Fortescue Metals Group Limited (ASX: FMG) reported its full-year production results to the market on Thursday, revealing shipments that exceeded the expectations of the investment community as well as management themselves.
During the final quarter, Fortescue shipped a total 42.4 million tonnes of iron ore – of which its share was 41.3 million tonnes – taking its annual shipments to 165.4 million tonnes.
Not only does that represent a lift of 33% compared to the 2014 financial year, it's also greater than the 155 million to 160 million tonnes initially forecast by management, as well as the most recently revised 165 million tonnes estimate.
What is interesting about this scenario is that Fortescue, which is Australia's third largest iron ore miner and the fourth largest in the world, solidified its position as the nation's fastest growing exporter of iron ore.
By comparison, BHP Billiton Limited (ASX: BHP) said on Wednesday that its Western Australian Iron Ore (WAIO) division had produced 254 million tonnes, up 13% on the prior year. Meanwhile, Rio Tinto Limited (ASX: RIO) recently downgraded its annual production guidance from 350 million tonnes to 340 million tonnes as a result of weather disruption, which would represent growth of roughly 15% on last year's 295.4 million tonnes produced.
Indeed, in an environment characterised by tumbling commodity prices and waning global demand, the miners that hope to survive must cut costs, and one of the ways to do that is to increase their output and thus spread the overheads across more tonnage to improve margins. This is particularly important for the high-cost operators and those with a mountain of debt, as is the case with Fortescue Metals Group.

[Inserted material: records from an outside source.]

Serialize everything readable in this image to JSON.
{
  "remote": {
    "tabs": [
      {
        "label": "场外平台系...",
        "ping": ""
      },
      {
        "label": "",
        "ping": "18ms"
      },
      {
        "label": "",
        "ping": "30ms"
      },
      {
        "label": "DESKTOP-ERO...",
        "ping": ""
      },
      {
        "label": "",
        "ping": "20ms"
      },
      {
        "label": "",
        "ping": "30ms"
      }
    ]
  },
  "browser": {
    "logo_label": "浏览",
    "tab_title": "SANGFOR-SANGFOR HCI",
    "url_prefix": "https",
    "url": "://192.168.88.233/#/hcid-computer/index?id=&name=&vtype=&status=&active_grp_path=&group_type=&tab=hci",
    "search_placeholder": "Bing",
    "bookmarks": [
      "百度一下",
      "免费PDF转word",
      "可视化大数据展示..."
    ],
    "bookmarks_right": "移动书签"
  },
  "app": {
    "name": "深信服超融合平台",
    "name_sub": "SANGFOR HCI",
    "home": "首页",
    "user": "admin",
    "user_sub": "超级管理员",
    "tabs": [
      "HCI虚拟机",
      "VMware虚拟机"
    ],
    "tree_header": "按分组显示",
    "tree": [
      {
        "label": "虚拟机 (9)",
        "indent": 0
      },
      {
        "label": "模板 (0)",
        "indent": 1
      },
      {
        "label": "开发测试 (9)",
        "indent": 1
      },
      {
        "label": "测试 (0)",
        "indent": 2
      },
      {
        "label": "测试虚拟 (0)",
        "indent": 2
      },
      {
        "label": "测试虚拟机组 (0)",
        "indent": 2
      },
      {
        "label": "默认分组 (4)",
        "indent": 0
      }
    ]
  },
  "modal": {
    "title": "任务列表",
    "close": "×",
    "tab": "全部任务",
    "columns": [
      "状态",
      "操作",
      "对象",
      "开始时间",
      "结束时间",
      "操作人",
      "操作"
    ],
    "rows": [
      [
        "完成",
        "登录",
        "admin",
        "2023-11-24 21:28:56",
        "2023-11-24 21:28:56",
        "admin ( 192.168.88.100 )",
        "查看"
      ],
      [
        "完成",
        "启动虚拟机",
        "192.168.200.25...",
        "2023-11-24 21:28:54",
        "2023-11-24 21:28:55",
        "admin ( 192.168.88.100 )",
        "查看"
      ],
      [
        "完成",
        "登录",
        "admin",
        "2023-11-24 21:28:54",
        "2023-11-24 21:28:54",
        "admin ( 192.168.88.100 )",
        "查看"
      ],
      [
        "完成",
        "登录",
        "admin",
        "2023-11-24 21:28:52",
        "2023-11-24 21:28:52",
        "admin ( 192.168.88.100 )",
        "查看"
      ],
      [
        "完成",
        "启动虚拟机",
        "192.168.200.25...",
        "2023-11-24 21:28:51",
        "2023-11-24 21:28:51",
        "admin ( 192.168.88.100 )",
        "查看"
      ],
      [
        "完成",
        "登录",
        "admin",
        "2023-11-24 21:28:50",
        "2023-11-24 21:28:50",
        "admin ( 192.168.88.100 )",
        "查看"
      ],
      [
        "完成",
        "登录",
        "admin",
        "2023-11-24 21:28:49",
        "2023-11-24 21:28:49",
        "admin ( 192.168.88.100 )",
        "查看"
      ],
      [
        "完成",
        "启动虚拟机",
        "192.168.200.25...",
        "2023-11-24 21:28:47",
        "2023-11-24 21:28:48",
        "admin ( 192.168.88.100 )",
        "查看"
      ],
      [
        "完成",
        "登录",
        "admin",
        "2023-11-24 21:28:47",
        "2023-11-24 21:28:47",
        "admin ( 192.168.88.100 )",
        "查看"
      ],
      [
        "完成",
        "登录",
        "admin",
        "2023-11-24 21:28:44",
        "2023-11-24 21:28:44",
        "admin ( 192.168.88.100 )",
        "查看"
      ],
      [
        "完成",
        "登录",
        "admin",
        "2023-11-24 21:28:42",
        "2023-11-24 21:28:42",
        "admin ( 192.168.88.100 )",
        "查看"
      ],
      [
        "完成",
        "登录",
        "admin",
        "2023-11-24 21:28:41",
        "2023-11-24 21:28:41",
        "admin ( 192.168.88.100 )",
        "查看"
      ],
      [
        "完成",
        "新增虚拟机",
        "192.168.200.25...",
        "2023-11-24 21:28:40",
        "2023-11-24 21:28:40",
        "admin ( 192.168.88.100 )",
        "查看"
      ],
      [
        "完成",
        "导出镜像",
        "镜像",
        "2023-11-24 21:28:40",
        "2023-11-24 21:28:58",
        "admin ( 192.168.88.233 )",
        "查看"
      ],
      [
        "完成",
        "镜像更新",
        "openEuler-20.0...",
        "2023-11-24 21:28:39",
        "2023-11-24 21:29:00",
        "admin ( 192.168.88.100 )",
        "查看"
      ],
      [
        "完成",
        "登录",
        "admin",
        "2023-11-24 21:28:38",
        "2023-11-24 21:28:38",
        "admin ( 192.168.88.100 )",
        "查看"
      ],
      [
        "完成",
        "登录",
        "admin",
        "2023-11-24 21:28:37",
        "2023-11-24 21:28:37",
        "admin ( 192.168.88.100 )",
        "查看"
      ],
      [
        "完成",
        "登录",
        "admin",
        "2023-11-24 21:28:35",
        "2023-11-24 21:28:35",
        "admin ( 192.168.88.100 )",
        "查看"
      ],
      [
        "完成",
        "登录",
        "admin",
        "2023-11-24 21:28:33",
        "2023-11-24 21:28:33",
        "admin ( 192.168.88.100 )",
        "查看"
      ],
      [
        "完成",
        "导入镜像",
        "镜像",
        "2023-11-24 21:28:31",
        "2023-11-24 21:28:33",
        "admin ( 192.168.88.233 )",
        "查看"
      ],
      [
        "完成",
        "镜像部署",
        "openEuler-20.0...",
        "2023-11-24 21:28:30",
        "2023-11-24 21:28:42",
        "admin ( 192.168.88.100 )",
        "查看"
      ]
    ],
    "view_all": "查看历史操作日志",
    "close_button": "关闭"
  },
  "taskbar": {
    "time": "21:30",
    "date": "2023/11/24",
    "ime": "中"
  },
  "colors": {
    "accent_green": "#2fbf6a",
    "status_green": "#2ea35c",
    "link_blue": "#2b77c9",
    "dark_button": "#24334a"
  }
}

However, the reason why it is interesting that Fortescue cemented its position as Australia's fastest-growing exporter is because of how vocal it has been about how its larger rivals are essentially destroying the industry by flooding the market with supplies it does not need.
It claims that the extra tonnage brought to the market by Rio Tinto, BHP and Brazil's Vale are forcing prices lower and thus squeezing the smaller players from the market. Their additional output certainly isn't helping the iron ore price, which has fallen to around US$52 a tonne from US$135 a tonne in January 2014, but Fortescue has to take some of the responsibility for that as well.
In saying that, Fortescue has stated that it is finished with its expansion and will hold production at 165 million tonnes for the 2016 financial year, even though its three larger rivals will push on with their own expansion plans. That will not bode well for smaller miners such as BC Iron Limited (ASX: BCI) or Mount Gibson Iron Limited (ASX: MGX) which are likely struggling to turn a profit at the current iron ore price, let alone if it falls any further.
Fortescue's shares fell 6% after the result and finished the session trading at $1.645. Although it is hovering near a six-year low price, investors would be advised to steer clear and seek investment opportunities elsewhere.